What they did is not just breach of contract, but insider trading as they fed private information to trading firms.
> the order finds that from late 2014 through mid-2018, App Annie used non-aggregated and non-anonymized data to alter its model-generated estimates to make them more valuable to sell to trading firms.
But I still read it as similar as going to a bank and saying can you supply me a list of people with over a million dollars and the bank says "we used our aggregated knowledge of our customers to create a statistical model of which of our customers has over a million. Plug your parameters in here and see what pops out"
It's a struggle to think this was ever anything but a nod and a wink.
App developers would keenly sign up for this to get analysis and visualisation tools of the financial reports provided by Apple.
At the time App Annie came about all that Apple provided devs with was a CSV broken down into line items per country.

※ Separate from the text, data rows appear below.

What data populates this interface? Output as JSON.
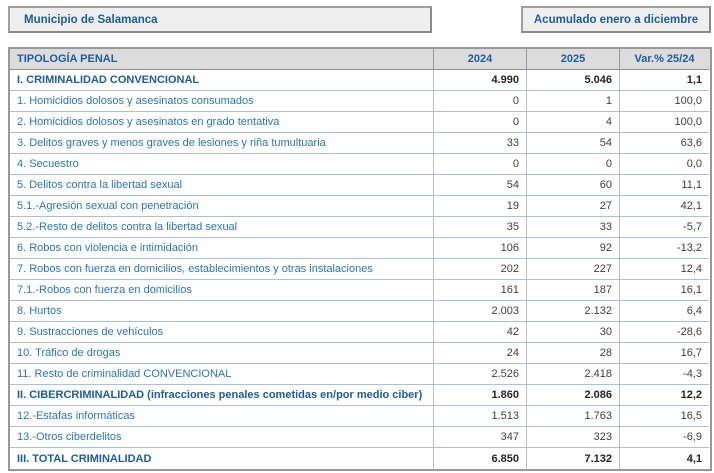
{
  "header": {
    "municipality_label": "Municipio de Salamanca",
    "period_label": "Acumulado enero a diciembre"
  },
  "table": {
    "columns": [
      "TIPOLOGÍA PENAL",
      "2024",
      "2025",
      "Var.% 25/24"
    ],
    "rows": [
      {
        "label": "I. CRIMINALIDAD CONVENCIONAL",
        "v2024": "4.990",
        "v2025": "5.046",
        "variation": "1,1",
        "bold": true
      },
      {
        "label": "1. Homicidios dolosos y asesinatos consumados",
        "v2024": "0",
        "v2025": "1",
        "variation": "100,0",
        "bold": false
      },
      {
        "label": "2. Homicidios dolosos y asesinatos en grado tentativa",
        "v2024": "0",
        "v2025": "4",
        "variation": "100,0",
        "bold": false
      },
      {
        "label": "3. Delitos graves y menos graves de lesiones y riña tumultuaria",
        "v2024": "33",
        "v2025": "54",
        "variation": "63,6",
        "bold": false
      },
      {
        "label": "4. Secuestro",
        "v2024": "0",
        "v2025": "0",
        "variation": "0,0",
        "bold": false
      },
      {
        "label": "5. Delitos contra la libertad sexual",
        "v2024": "54",
        "v2025": "60",
        "variation": "11,1",
        "bold": false
      },
      {
        "label": "5.1.-Agresión sexual con penetración",
        "v2024": "19",
        "v2025": "27",
        "variation": "42,1",
        "bold": false
      },
      {
        "label": "5.2.-Resto de delitos contra la libertad sexual",
        "v2024": "35",
        "v2025": "33",
        "variation": "-5,7",
        "bold": false
      },
      {
        "label": "6. Robos con violencia e intimidación",
        "v2024": "106",
        "v2025": "92",
        "variation": "-13,2",
        "bold": false
      },
      {
        "label": "7. Robos con fuerza en domicilios, establecimientos y otras instalaciones",
        "v2024": "202",
        "v2025": "227",
        "variation": "12,4",
        "bold": false
      },
      {
        "label": "7.1.-Robos con fuerza en domicilios",
        "v2024": "161",
        "v2025": "187",
        "variation": "16,1",
        "bold": false
      },
      {
        "label": "8. Hurtos",
        "v2024": "2.003",
        "v2025": "2.132",
        "variation": "6,4",
        "bold": false
      },
      {
        "label": "9. Sustracciones de vehículos",
        "v2024": "42",
        "v2025": "30",
        "variation": "-28,6",
        "bold": false
      },
      {
        "label": "10. Tráfico de drogas",
        "v2024": "24",
        "v2025": "28",
        "variation": "16,7",
        "bold": false
      },
      {
        "label": "11. Resto de criminalidad CONVENCIONAL",
        "v2024": "2.526",
        "v2025": "2.418",
        "variation": "-4,3",
        "bold": false
      },
      {
        "label": "II. CIBERCRIMINALIDAD (infracciones penales cometidas en/por medio ciber)",
        "v2024": "1.860",
        "v2025": "2.086",
        "variation": "12,2",
        "bold": true
      },
      {
        "label": "12.-Estafas informáticas",
        "v2024": "1.513",
        "v2025": "1.763",
        "variation": "16,5",
        "bold": false
      },
      {
        "label": "13.-Otros ciberdelitos",
        "v2024": "347",
        "v2025": "323",
        "variation": "-6,9",
        "bold": false
      },
      {
        "label": "III. TOTAL CRIMINALIDAD",
        "v2024": "6.850",
        "v2025": "7.132",
        "variation": "4,1",
        "bold": true
      }
    ]
  },
  "colors": {
    "box_background": "#efefef",
    "box_border": "#a0a0a0",
    "table_header_background": "#dcdcdc",
    "dark_blue_text": "#1f5c99",
    "blue_text": "#2e75b6",
    "number_text": "#3f3f3f",
    "grid_line": "#aebfda",
    "outer_border": "#989898"
  }
}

A bunch of companies made paid for visualisation and analysis tools/saas for this data but then app Annie had the bright idea of offering it for free and using the data to create aggregated (or not) intelligence tools.
I.e. insider trading
That’s not how insider trading law works in the US. In fact, almost no country works this way, with a few exceptions like France. Insider trading laws in the US are mostly specified in terms of fiduciary obligations.
I suggest subscribing to Matt Levine’s excellent Money Stuff column. He covers this stuff constantly, including lots of court cases straddling the border of what defines insider trading.

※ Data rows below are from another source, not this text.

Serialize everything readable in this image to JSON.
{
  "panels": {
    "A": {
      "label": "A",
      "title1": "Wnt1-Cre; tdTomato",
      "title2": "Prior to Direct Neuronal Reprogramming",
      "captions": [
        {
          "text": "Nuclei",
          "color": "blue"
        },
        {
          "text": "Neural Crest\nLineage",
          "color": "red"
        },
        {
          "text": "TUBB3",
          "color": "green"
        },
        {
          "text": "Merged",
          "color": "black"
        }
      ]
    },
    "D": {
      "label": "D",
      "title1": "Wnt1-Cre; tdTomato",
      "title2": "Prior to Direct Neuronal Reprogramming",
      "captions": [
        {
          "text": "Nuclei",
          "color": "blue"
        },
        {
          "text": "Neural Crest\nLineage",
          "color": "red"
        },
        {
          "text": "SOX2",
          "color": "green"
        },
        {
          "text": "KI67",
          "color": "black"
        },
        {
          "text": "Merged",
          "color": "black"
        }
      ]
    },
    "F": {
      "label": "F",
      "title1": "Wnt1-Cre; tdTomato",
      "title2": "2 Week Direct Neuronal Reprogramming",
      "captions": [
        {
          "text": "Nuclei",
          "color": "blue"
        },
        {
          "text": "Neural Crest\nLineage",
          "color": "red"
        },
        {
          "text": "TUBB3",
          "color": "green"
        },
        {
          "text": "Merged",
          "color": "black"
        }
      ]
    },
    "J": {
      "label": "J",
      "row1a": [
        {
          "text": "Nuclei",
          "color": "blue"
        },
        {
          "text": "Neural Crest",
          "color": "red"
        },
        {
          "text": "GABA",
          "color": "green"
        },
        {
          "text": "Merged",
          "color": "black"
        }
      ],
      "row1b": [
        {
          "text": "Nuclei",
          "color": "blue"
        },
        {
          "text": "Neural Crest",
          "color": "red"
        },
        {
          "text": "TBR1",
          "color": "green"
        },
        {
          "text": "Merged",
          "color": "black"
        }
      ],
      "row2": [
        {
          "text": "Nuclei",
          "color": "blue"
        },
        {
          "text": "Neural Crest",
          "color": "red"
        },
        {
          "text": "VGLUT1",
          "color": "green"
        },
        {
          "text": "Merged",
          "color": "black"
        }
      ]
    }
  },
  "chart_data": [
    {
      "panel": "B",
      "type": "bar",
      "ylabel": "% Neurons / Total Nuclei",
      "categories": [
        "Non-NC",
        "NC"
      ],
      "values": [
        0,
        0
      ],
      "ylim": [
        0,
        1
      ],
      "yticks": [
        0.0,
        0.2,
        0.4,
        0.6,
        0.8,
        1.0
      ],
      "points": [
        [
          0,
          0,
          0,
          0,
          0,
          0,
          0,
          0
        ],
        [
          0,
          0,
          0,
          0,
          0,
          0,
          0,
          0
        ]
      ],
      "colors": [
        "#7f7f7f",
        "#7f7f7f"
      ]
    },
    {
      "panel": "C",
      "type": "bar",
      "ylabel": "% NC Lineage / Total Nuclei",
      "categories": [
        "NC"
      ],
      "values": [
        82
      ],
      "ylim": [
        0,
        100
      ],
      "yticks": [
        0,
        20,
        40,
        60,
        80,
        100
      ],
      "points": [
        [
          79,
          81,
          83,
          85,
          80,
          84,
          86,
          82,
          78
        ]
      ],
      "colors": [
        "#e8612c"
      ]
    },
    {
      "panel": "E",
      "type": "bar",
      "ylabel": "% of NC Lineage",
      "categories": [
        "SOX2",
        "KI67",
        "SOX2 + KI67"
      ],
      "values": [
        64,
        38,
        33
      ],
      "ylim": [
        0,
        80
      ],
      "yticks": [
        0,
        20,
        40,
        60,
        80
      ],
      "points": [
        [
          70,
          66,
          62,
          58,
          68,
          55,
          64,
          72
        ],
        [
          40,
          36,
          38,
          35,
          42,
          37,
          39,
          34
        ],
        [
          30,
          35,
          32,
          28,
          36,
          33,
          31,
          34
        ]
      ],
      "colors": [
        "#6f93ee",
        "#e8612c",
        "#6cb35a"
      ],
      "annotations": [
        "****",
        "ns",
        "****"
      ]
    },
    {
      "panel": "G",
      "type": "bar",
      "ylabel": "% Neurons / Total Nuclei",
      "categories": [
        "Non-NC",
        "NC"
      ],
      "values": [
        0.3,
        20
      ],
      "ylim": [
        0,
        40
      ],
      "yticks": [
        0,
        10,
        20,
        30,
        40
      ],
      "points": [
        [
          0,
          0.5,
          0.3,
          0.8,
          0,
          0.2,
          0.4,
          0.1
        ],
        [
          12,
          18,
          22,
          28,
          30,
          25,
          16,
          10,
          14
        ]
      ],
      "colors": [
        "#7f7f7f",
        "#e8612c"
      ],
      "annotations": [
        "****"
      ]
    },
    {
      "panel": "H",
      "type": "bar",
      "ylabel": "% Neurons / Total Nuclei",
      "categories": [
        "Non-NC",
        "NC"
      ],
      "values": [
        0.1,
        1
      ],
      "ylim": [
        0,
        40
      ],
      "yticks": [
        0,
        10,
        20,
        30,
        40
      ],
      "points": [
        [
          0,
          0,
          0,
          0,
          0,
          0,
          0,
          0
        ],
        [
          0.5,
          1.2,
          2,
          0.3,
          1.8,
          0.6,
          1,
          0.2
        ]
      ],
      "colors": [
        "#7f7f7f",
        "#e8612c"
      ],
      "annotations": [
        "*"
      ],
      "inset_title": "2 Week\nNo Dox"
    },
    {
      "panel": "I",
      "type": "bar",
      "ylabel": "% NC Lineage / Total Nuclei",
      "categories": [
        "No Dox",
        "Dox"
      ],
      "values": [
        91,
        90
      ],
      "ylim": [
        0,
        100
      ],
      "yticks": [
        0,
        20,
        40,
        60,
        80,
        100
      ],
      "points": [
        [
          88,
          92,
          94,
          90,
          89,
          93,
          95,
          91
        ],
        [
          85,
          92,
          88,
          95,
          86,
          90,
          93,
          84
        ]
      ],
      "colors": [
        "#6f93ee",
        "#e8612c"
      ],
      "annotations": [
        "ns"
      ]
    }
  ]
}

Your definition would mean a cab driver would be insider trading if he overheard random speculation about a company that turned out to be true--that's not illegal. However, if the cab driver's passenger said, "hey, I'm an executive at at XYZ and I saw that we're acquiring FGH," that is insider trading three ways: the driver believed they were receiving confidential information, the executive breached his duty, and the executive caused stolen information to be traded. And an acquisition would of course meet the material test.
it always makes me think, people get excited about these complicated political schemes to deal with wealth inequality, but I don't see a 10th of that level of excitement to just stop people from being handed 100 million dollar government privileges like this one in the first place
If a company sells private information to a hedge fund for insider trading they can ‘settle’ for a fraction of the profits they made.
This was a pretty big benefit when all Apple offered was an unwieldy CSV broken out into line items for each country, but less so today.
It's impossible for an indie dev to afford the data they provide, and gives a massive SEO/keyword ranking edge to the larger companies that pay for the subscription.
Surely giving access to your app’s data to a random company is not without risks and is kind of irresponsible specially more so if you’re a public company having fiduciary duties to your investors.
Nice to see the government making a statement about this pretty known practice. When the government doesn’t do anything people think its a tolerated practice. Its better for the government to even lose if it allows for the position of the administration to be made clear.